The new administration of U.S. President Joe Biden has temporarily suspended the sale of F-35 jets to the United Arab Emirates, Bloomberg's defense reporter Anthony Capaccio said in a tweet late Wednesday.
According to the journalist, the sale of munitions to Saudi Arabia is also under review.
The UAE, one of Washington's closest Middle East allies, has long expressed interest in acquiring the stealthy jets and was promised by the former Donald Trump administration a chance to buy them in a side deal made when they agreed to normalize relations with Israel. After the normalization, Israel has also opened its embassy in the Arab country.
Sources familiar with the negotiations said a working idea was for Israeli air defenses to be able to detect the UAE F-35s with technology that effectively defeats the stealth capabilities of the jets.

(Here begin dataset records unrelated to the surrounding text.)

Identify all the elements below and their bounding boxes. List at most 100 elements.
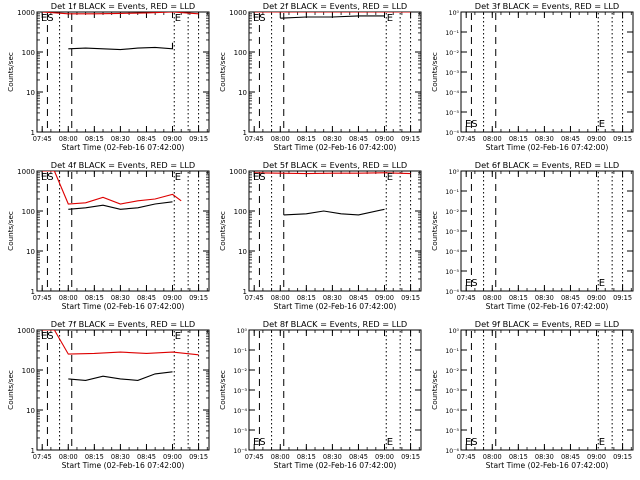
plot-frame xyxy=(460,329,634,451)
series-line-lld xyxy=(42,171,182,205)
x-tick-label: 09:00 xyxy=(375,453,394,461)
chart-panel-4: Det 4f BLACK = Events, RED = LLD 1 10 100 10… xyxy=(6,160,210,311)
x-tick-label: 08:00 xyxy=(483,294,502,302)
chart-panel-5: Det 5f BLACK = Events, RED = LLD 1 10 100 10… xyxy=(218,160,422,311)
x-tick-label: 09:15 xyxy=(613,135,632,143)
x-axis-title: Start Time (02-Feb-16 07:42:00) xyxy=(62,302,185,311)
x-tick-label: 08:45 xyxy=(349,135,368,143)
x-tick-label: 07:45 xyxy=(245,453,264,461)
x-tick-label: 09:15 xyxy=(613,294,632,302)
event-marker-es: ES xyxy=(41,331,54,342)
series-line-events xyxy=(280,15,385,19)
chart-title: Det 6f BLACK = Events, RED = LLD xyxy=(475,160,619,170)
y-axis-title: Counts/sec xyxy=(6,211,15,251)
x-tick-label: 08:45 xyxy=(561,453,580,461)
x-tick-label: 08:15 xyxy=(509,453,528,461)
chart-title: Det 2f BLACK = Events, RED = LLD xyxy=(263,1,407,11)
event-marker-es: ES xyxy=(253,13,266,24)
x-axis-title: Start Time (02-Feb-16 07:42:00) xyxy=(274,143,397,152)
y-tick-label: 1000 xyxy=(17,9,35,17)
event-marker-e: E xyxy=(387,437,393,448)
event-marker-es: ES xyxy=(253,437,266,448)
x-tick-label: 08:30 xyxy=(535,294,554,302)
x-axis-title: Start Time (02-Feb-16 07:42:00) xyxy=(62,461,185,470)
y-tick-label: 10 xyxy=(238,248,247,256)
event-marker-es: ES xyxy=(41,13,54,24)
x-tick-label: 07:45 xyxy=(457,294,476,302)
x-tick-label: 08:30 xyxy=(323,453,342,461)
y-tick-label: 10 xyxy=(238,89,247,97)
x-tick-label: 08:15 xyxy=(297,294,316,302)
x-tick-label: 09:15 xyxy=(189,453,208,461)
y-tick-label: 10⁻⁴ xyxy=(445,408,459,415)
x-tick-label: 09:00 xyxy=(587,135,606,143)
series-line-lld xyxy=(42,12,199,15)
y-tick-label: 10⁻³ xyxy=(445,70,459,77)
y-tick-label: 10⁻¹ xyxy=(445,30,459,37)
y-tick-label: 10⁻⁵ xyxy=(445,269,459,276)
y-tick-label: 100 xyxy=(22,49,35,57)
y-tick-label: 10⁻⁶ xyxy=(445,448,459,455)
x-tick-label: 09:15 xyxy=(613,453,632,461)
x-tick-label: 09:15 xyxy=(189,294,208,302)
y-tick-label: 10⁻¹ xyxy=(233,348,247,355)
y-tick-label: 1000 xyxy=(229,168,247,176)
y-tick-label: 1000 xyxy=(229,9,247,17)
event-marker-es: ES xyxy=(465,437,478,448)
y-tick-label: 1 xyxy=(31,447,35,455)
event-marker-e: E xyxy=(387,172,393,183)
x-tick-label: 09:00 xyxy=(163,453,182,461)
event-marker-es: ES xyxy=(465,278,478,289)
y-tick-label: 100 xyxy=(22,208,35,216)
x-tick-label: 08:00 xyxy=(59,135,78,143)
y-tick-label: 10⁻⁴ xyxy=(445,249,459,256)
y-axis-title: Counts/sec xyxy=(430,52,439,92)
event-marker-e: E xyxy=(387,13,393,24)
series-line-events xyxy=(283,208,385,216)
chart-title: Det 8f BLACK = Events, RED = LLD xyxy=(263,319,407,329)
x-tick-label: 09:00 xyxy=(587,294,606,302)
plot-frame xyxy=(36,329,210,451)
x-tick-label: 08:30 xyxy=(111,294,130,302)
event-marker-es: ES xyxy=(41,172,54,183)
x-tick-label: 07:45 xyxy=(245,135,264,143)
chart-panel-1: Det 1f BLACK = Events, RED = LLD 1 10 100 10… xyxy=(6,1,210,152)
x-tick-label: 08:30 xyxy=(535,453,554,461)
y-tick-label: 10⁻² xyxy=(233,368,247,375)
x-tick-label: 08:15 xyxy=(509,294,528,302)
y-tick-label: 10⁰ xyxy=(237,328,248,335)
x-tick-label: 08:00 xyxy=(59,453,78,461)
x-tick-label: 09:15 xyxy=(189,135,208,143)
event-marker-e: E xyxy=(175,331,181,342)
event-marker-e: E xyxy=(175,172,181,183)
x-tick-label: 07:45 xyxy=(457,453,476,461)
x-tick-label: 08:15 xyxy=(85,294,104,302)
x-tick-label: 08:30 xyxy=(111,453,130,461)
chart-panel-8: Det 8f BLACK = Events, RED = LLD 10⁰ 10⁻¹ 1… xyxy=(218,319,422,470)
x-tick-label: 09:00 xyxy=(375,294,394,302)
x-tick-label: 08:15 xyxy=(509,135,528,143)
y-tick-label: 10⁻⁶ xyxy=(445,289,459,296)
y-tick-label: 10⁻² xyxy=(445,368,459,375)
x-tick-label: 09:00 xyxy=(375,135,394,143)
x-tick-label: 09:00 xyxy=(163,135,182,143)
chart-title: Det 5f BLACK = Events, RED = LLD xyxy=(263,160,407,170)
y-tick-label: 10⁻¹ xyxy=(445,189,459,196)
event-marker-e: E xyxy=(599,278,605,289)
x-axis-title: Start Time (02-Feb-16 07:42:00) xyxy=(274,302,397,311)
x-tick-label: 08:00 xyxy=(483,135,502,143)
x-tick-label: 08:00 xyxy=(271,294,290,302)
x-tick-label: 09:00 xyxy=(587,453,606,461)
event-marker-e: E xyxy=(599,437,605,448)
x-tick-label: 08:45 xyxy=(137,135,156,143)
x-tick-label: 08:45 xyxy=(349,294,368,302)
plot-frame xyxy=(248,170,422,292)
y-axis-title: Counts/sec xyxy=(6,52,15,92)
y-tick-label: 1 xyxy=(31,288,35,296)
y-tick-label: 10⁰ xyxy=(449,169,460,176)
y-tick-label: 100 xyxy=(22,367,35,375)
y-tick-label: 10⁻³ xyxy=(445,229,459,236)
chart-title: Det 4f BLACK = Events, RED = LLD xyxy=(51,160,195,170)
x-tick-label: 08:30 xyxy=(111,135,130,143)
x-tick-label: 07:45 xyxy=(457,135,476,143)
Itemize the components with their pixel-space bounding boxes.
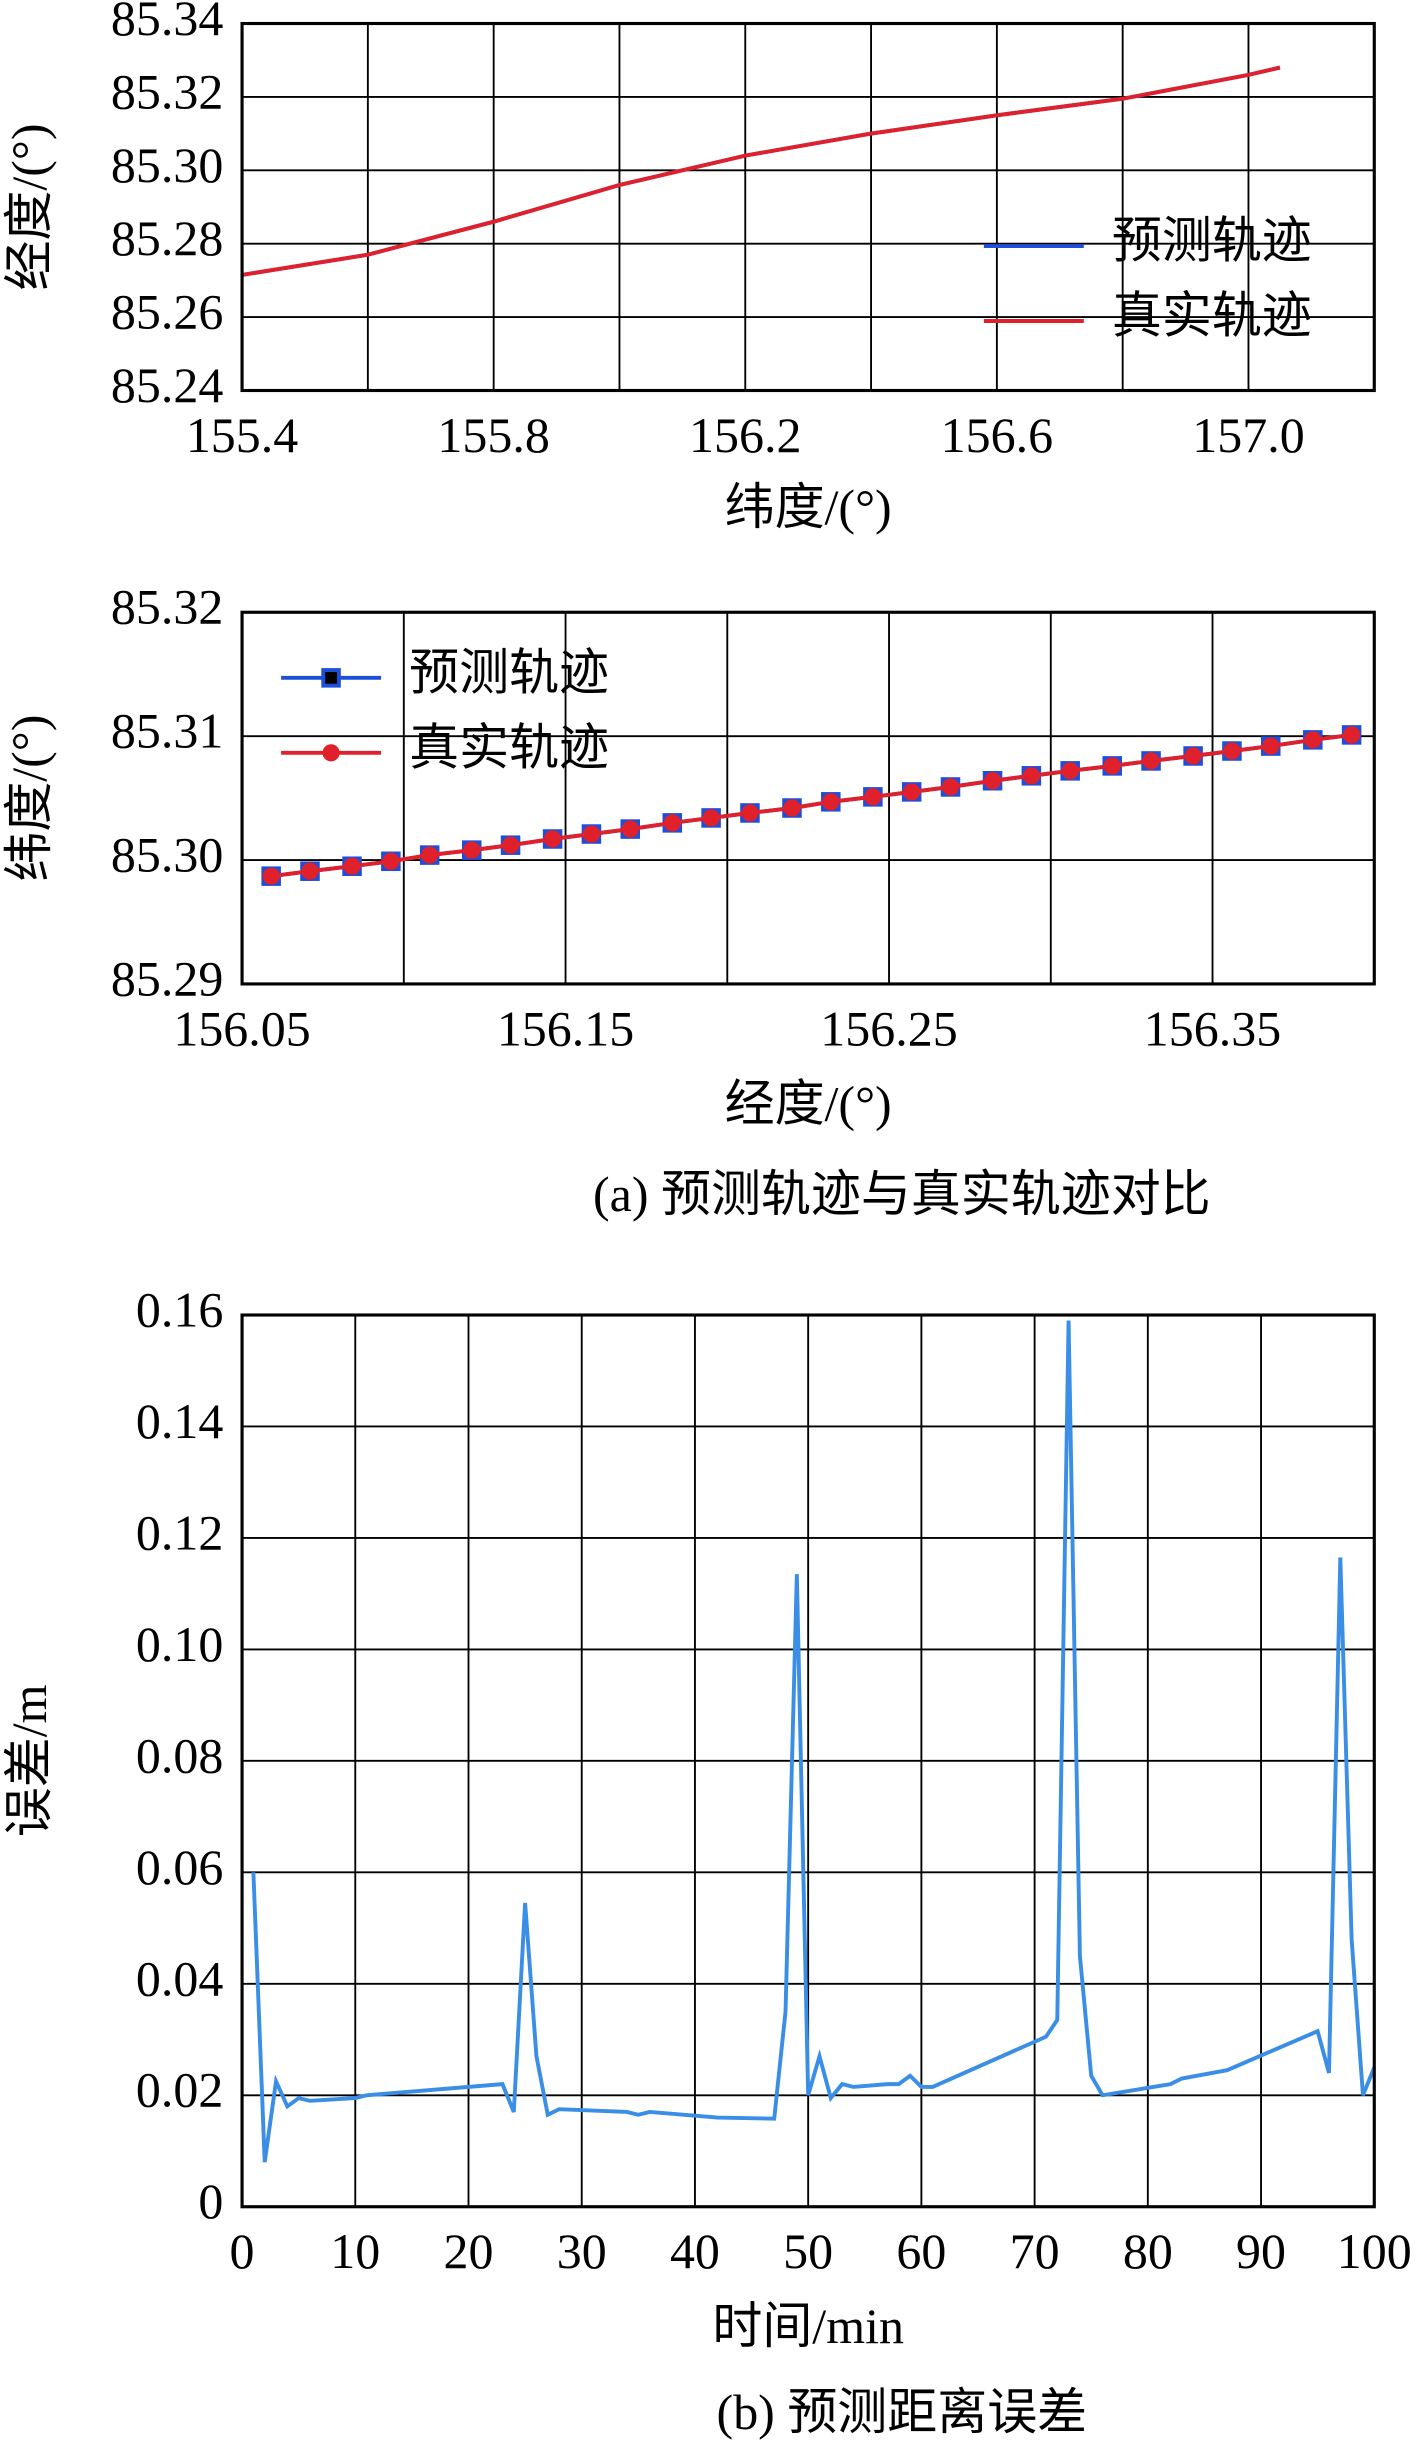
y-tick-label: 85.30 [111, 827, 223, 883]
x-tick-label: 155.4 [186, 407, 298, 463]
marker [1142, 752, 1160, 770]
plot-frame [240, 21, 1376, 393]
x-tick-label: 155.8 [437, 407, 549, 463]
series-line [270, 732, 1352, 879]
marker [343, 857, 361, 875]
marker [501, 836, 520, 854]
y-tick-label: 0.02 [136, 2062, 223, 2118]
x-axis-label: 时间/min [712, 2298, 904, 2354]
x-tick-label: 156.15 [497, 1000, 634, 1056]
x-tick-label: 30 [557, 2223, 607, 2279]
marker [1061, 762, 1079, 780]
plot-frame [240, 610, 1376, 986]
caption: (a) 预测轨迹与真实轨迹对比 [593, 1166, 1211, 1222]
x-tick-label: 60 [896, 2223, 946, 2279]
marker [903, 783, 921, 801]
y-tick-label: 0.06 [136, 1839, 223, 1895]
legend-label: 真实轨迹 [1112, 287, 1312, 343]
y-tick-label: 0.12 [136, 1504, 223, 1560]
marker [582, 825, 601, 843]
marker [941, 778, 960, 796]
y-tick-label: 85.32 [111, 579, 223, 635]
y-axis-label: 误差/m [1, 1684, 57, 1837]
marker [663, 814, 681, 832]
x-tick-label: 40 [670, 2223, 720, 2279]
marker [262, 867, 280, 885]
marker [783, 799, 801, 817]
x-axis-label: 纬度/(°) [725, 479, 892, 535]
marker [983, 772, 1002, 790]
marker [741, 804, 759, 822]
x-tick-label: 156.2 [689, 407, 801, 463]
x-tick-label: 0 [230, 2223, 255, 2279]
x-tick-label: 156.05 [173, 1000, 310, 1056]
y-tick-label: 85.24 [111, 357, 223, 413]
x-tick-label: 70 [1010, 2223, 1060, 2279]
y-tick-label: 85.26 [111, 284, 223, 340]
y-tick-label: 0.16 [136, 1281, 223, 1337]
x-tick-label: 90 [1236, 2223, 1286, 2279]
marker [1103, 757, 1121, 775]
y-tick-label: 0.10 [136, 1616, 223, 1672]
y-tick-label: 85.31 [111, 703, 223, 759]
y-axis-label: 经度/(°) [1, 123, 57, 290]
marker [1022, 767, 1040, 785]
x-tick-label: 100 [1337, 2223, 1412, 2279]
y-tick-label: 85.30 [111, 137, 223, 193]
y-axis-label: 纬度/(°) [1, 715, 57, 882]
x-tick-label: 80 [1123, 2223, 1173, 2279]
marker [822, 793, 840, 811]
y-tick-label: 0.04 [136, 1950, 223, 2006]
y-tick-label: 0.08 [136, 1727, 223, 1783]
marker [544, 830, 562, 848]
plot-frame [240, 1313, 1376, 2209]
x-tick-label: 157.0 [1192, 407, 1304, 463]
marker [1304, 731, 1322, 749]
y-tick-label: 0 [198, 2173, 223, 2229]
x-tick-label: 156.25 [820, 1000, 957, 1056]
y-tick-label: 0.14 [136, 1393, 223, 1449]
marker [1223, 742, 1241, 760]
x-tick-label: 20 [444, 2223, 494, 2279]
y-tick-label: 85.29 [111, 950, 223, 1006]
y-tick-label: 85.28 [111, 210, 223, 266]
marker [1262, 737, 1280, 755]
marker [382, 852, 400, 870]
series-line [241, 65, 1281, 277]
legend-label: 预测轨迹 [409, 644, 609, 700]
marker [421, 846, 439, 864]
marker [702, 809, 720, 827]
marker [621, 820, 639, 838]
caption: (b) 预测距离误差 [717, 2384, 1088, 2440]
legend-marker [322, 744, 340, 762]
series-line [251, 1320, 1377, 2163]
x-tick-label: 156.6 [941, 407, 1053, 463]
legend-label: 真实轨迹 [409, 719, 609, 775]
marker [1184, 747, 1202, 765]
legend-marker [321, 668, 341, 688]
y-tick-label: 85.34 [111, 0, 223, 46]
x-axis-label: 经度/(°) [725, 1075, 892, 1131]
y-tick-label: 85.32 [111, 63, 223, 119]
marker [301, 862, 319, 880]
x-tick-label: 10 [330, 2223, 380, 2279]
legend-label: 预测轨迹 [1112, 213, 1312, 269]
marker [463, 841, 481, 859]
x-tick-label: 50 [783, 2223, 833, 2279]
x-tick-label: 156.35 [1144, 1000, 1281, 1056]
marker [1343, 726, 1361, 744]
marker [864, 788, 882, 806]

F-35 fighter jets sold to the UAE could also be built in a way that ensures the same planes owned by Israel outperform any others sold in the region, defense experts say.
Washington already demands that any F-35 sold to foreign governments not be able to match the performance of U.S. jets, said both a congressional staffer and a source familiar with past sales.
The F-35's technical sophistication is tied to its mission systems and processing power, and "it's the computing power that allows you to sell a higher-tech jet to Israel than to the UAE," said Doug Birkey, executive director of the Mitchell Institute for Aerospace Studies in Washington.